Comments #1 on The Silver Surfer

Comments on The Silver Surfer and The Hypergeometrical Universe

Anonymous said...

Say, there are two observers A and B separated by distance X. The observer A starts motion in direction of B with such an impulse, that by the time he reaches B, his velocity will match the Hubble velocity. What will the observer B see? Will the A continue his motion? Will he slow down and stop?
To answer this question the first thing to notice is that one can see A and B on both cross-sections shown above. We will use just the left panel RXYZ cross-section to answer this question.
Let's first check the initial condition where the Fabric of Space is relaxed on both A and B positions, reminding that the Fabric of Space is the wave we ride - where the 3D space and all dilators (matter) are located.

At first sight you might think that the objects on positions A and B are at rest with respect to one another. This would be the case if the 3D Hypersurface were not expanding at the speed of light. In reality they are traveling away from each other at their Hubble velocity. Be their distance X, then they are running away from each other by X/R*c

This can be easily derived if one considers that the radial expansion takes place at the speed of light and the geometry of the figure.

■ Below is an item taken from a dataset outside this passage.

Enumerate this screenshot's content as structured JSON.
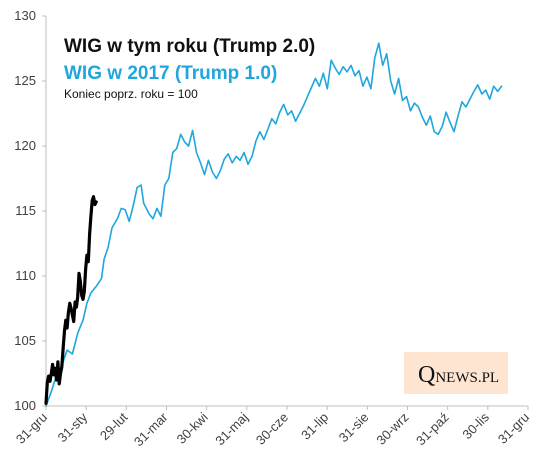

That is why one can only see thing up to one radian in each direction.
The first thing to notice is that it is not clear how to measure the local deformation of the Fabric of Space. This topology (hyperspherical expanding 3D Universe) is connected to the 4D Big Bang proposed in the Cosmogenesis paper.
Under that assumption (Big Bang = 4D explosion), the average velocity on any region of the 3D space is the Hubble velocity, that is, farther regions contains celestial objects that on average run away from us at the Hubble speed. What one can distinguish from one region to another is the width of that distribution. When most of the interactions had taken place a long time ago, the distribution will be sharper. A sharper distribution of receding velocites means that the objects are close to their Fabric of Space relaxed positions.
The comment requires that object A, under the action of an impulse, to reach its Hubble velocity at position B. Velocity is a tilt in the local Fabric of Space and that tilt should make the local normal to be parallel to the Fabric of Space normal at position B. The diagram that would reflect that condition would be the following:

For the distance between the objects to diminish, the tilt (velocity) has to be larger than the Hubble tilt (velocity) between the two objects, thus the proposed experiment doesn't make sense and that is the reason for the paradox.

For sake of simplicity, I made B to be at rest with respect to the Fabric of Space, otherwise both objects would be moving to their resting positions. Notice that this is exactly what the reader asked. This is the relative resting condition, object A has the same inclination (velocity) as it would have at position B (Hubble Velocity). This is the condition for spatial resting that is, one is at rest with respect to the other object.

Other initial conditions or kinematics can be easily inspected by realizing that any local tilt of the Fabric of Space will travel until it relaxes, which is the reason for motion or the Hypergeometrical Universe Newton's Second Law.

If the impulse is such that their paths crosses, their trajectory would be represented by the next diagram:

Object A will pass by object B and will asymptotically reach the positions depicted by A' and B' when the Radius of the Universe reaches infinity or earlier if there were any dissipative process.

There both regions of the Fabric of Space will be relaxed and the objects will run away from each other at their Hubble speed. Notice that their relative speed is always their Hubble speed. The only difference is the unobservable relaxation state of the Fabric of Space.

Up to now the Q (quality factor) of the Fabric of Space has been considered to be infinite.